Originally posted by Pentaxtic
I was wondering with all the nice pictures that are put up, what would be the differences if you took the picture with a Canon or Nikon
dslr with the equivalent lens?
...... From what I know, Pentax offers more realistic colors. Canon goes funny with greens. Nikon has a flat image?!?
If you took a series of photos with high-end or middle-to-high end cameras from each brand (say, a K10D/K20D; Canon 40D; Nikon D80 or D300), if the light was good, if you were using good lenses on each of the cameras, and if you knew what you were doing, the differences in image quality would be negligible. You might be able to find slight differences in the files as first viewed on your computer, if you looked hard enough; but the raw files should all have pretty much the same info in them and a competent user of, say, Lightroom or whatever, should be able to get a great photo from raw files coming from any one of the brands.
And if you were comparing processed photos (no peeking at raw originals), I bet $10 that you could slip into that competition some photos taken with high-end compact cameras without the difference being obvious: for example, the Leica D-LUX 3, a Panasonic Lumix DMC-TZ5K, or a Canon Powershot G9. NOTE WELL my conditions: good light, and a photographer who has more than a clue.
In optimal conditions, anyway, what distinguishes camera bodies isn't
IQ, really. It's ergonomics, build quality, weather sealing, GPS or wi-fi capability, etc. When conditions aren't optimal, other differences appear: processing speed and
fps, ISO range, noise management in high ISO/low light photos, focusing speed in low light, etc. And of course the brands are distinguished in very important ways by what's
not in the body - availability of lenses and other peripherals like flash units, support, etc.

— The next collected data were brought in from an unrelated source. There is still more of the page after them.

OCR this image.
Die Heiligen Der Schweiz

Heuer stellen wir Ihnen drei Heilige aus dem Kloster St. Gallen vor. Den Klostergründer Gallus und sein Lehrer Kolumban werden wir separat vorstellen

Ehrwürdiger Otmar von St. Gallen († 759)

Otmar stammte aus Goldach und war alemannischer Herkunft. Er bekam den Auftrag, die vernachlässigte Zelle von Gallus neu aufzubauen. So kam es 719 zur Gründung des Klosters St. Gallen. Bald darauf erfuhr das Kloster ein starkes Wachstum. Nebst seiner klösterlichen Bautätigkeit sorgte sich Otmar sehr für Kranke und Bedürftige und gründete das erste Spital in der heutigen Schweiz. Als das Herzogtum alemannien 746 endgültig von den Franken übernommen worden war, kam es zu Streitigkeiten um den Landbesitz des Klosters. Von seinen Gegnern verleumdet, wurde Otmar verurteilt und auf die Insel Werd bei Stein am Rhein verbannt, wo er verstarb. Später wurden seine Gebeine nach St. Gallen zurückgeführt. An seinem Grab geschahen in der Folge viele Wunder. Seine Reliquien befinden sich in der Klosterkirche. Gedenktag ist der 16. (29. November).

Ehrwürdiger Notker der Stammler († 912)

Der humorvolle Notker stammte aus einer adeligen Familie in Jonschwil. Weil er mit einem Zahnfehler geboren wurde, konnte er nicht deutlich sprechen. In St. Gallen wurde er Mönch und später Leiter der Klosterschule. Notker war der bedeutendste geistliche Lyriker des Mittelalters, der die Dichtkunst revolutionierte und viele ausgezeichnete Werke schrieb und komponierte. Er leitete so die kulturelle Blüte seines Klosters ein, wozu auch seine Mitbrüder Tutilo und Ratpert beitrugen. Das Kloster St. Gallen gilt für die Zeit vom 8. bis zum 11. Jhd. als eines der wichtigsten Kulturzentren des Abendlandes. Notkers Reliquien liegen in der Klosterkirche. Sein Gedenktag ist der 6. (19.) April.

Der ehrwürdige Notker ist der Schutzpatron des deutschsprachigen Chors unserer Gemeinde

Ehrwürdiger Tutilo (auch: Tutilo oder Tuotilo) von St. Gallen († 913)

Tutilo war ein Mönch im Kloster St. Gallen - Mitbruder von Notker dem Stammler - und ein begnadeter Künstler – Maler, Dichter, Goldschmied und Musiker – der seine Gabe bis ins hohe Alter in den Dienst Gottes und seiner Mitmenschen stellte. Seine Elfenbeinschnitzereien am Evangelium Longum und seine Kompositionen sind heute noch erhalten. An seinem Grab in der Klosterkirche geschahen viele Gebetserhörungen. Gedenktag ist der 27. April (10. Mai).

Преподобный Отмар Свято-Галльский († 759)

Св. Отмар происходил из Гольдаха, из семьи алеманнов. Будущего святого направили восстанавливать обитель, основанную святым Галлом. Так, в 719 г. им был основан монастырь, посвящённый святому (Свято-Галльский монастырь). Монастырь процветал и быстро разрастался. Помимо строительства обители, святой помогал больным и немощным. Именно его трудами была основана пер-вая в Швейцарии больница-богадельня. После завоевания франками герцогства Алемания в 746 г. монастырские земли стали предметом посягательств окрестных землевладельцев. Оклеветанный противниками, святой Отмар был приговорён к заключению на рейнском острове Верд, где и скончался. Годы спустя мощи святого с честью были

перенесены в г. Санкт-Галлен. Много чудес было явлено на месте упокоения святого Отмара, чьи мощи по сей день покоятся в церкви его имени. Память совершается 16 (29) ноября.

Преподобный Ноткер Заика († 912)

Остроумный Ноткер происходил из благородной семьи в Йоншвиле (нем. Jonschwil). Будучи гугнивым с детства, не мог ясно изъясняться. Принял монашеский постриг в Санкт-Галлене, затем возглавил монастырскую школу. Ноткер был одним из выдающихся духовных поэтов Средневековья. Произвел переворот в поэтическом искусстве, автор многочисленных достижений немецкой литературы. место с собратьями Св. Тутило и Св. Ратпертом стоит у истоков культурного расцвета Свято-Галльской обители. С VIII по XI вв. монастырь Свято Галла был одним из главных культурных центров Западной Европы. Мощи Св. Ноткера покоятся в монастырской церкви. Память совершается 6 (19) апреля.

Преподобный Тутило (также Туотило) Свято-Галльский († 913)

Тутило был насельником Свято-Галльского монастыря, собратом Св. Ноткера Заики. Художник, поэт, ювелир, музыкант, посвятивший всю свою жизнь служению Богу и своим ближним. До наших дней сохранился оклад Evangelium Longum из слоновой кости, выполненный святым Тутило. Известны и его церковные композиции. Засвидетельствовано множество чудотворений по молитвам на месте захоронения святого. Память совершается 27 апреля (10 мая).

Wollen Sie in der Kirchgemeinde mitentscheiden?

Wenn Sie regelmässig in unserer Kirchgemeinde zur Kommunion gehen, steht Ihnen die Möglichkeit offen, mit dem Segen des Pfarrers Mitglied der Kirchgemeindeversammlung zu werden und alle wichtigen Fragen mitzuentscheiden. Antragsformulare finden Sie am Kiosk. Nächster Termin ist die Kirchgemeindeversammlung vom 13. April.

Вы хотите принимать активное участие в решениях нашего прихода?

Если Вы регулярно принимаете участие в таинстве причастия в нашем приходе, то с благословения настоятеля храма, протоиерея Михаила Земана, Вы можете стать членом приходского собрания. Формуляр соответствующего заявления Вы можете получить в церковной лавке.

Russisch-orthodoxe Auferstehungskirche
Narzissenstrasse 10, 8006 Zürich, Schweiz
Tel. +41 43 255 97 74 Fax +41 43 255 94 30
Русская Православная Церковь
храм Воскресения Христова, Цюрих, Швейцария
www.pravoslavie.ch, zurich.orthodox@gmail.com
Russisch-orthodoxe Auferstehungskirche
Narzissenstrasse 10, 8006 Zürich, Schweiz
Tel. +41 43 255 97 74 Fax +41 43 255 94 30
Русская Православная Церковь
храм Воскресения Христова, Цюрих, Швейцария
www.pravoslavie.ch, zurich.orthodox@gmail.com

It's worth noting that these facts hold true not just between brands, but also between models in the same brand. If conditions are optimal, the difference in image quality between a shot taken by the K10D and another shot taken by the K20D are going to be trivial. After looking at thousands of shots taken by both cameras, I still can't usually tell which camera I used unless I check the EXIF info. On the other hand, I can sometimes tell which
lens I used for a particular shot - and when I've done comparative lens tests (always in optimal shooting conditions), it's sometimes hard, but sometimes easy to see differences between shots taken with different lenses.